Kostas was surprised to hear of the problems of poverty and unemployment facing workers in the US, commenting: “It’s true that the KKE does not really care about what happens outside of Greece.”
The WSWS also spoke to Kristos in a local café. He is a 47-year-old graphic designer who has been unemployed for three years.
Kristos explained: “From 1980 to 2005 were good times for my line of work. Then, starting in 2006, things got harder. Now, I’m told to work without insurance and to accept flexible working times, and I have to pay into a new insurance fund. I was working for €24,000 a year before, now I get €250 a month. I live on support from my family. I’ve cut out going to the theater or cinemas. I may try to go live in my mother’s village. There are many English people there; it’s a village in Crete, which lives off tourism.”
Asked about the situation in Peristeri, Kristos said that workshops “started to close about 10 years ago. Either they found immigrant labour paid at €20 per day with no rights, or they shut down.”
He added, “Official unemployment figures are artificial.
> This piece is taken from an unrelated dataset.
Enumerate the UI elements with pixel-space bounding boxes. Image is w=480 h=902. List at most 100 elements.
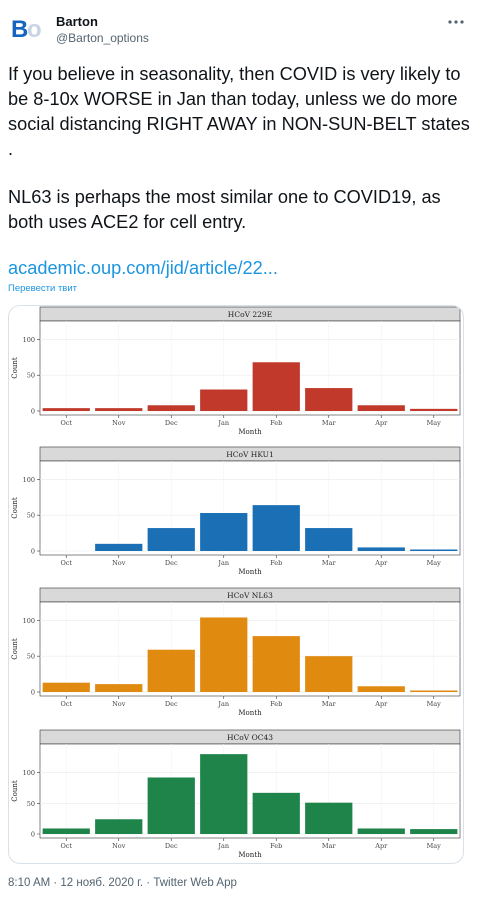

The Union of Graphic Designers thinks the number of unemployed is over 1 million.” Since Greece’s work force is about 5 million people, this would translate into an unemployment rate of 20 percent, as opposed to the official unemployment rate of 12 percent.
Kristos explained that the Greek political establishment saw the crisis coming last year, without telling the people: “As the situation evolved, they knew what was going to happen. That’s why [former Prime Minister Kostas] Karamanlis quit [and called early elections, losing to Papandreou last October]. The situation reached its limits—now Greece is like Argentina [which defaulted on its debt in 2002], going bankrupt.”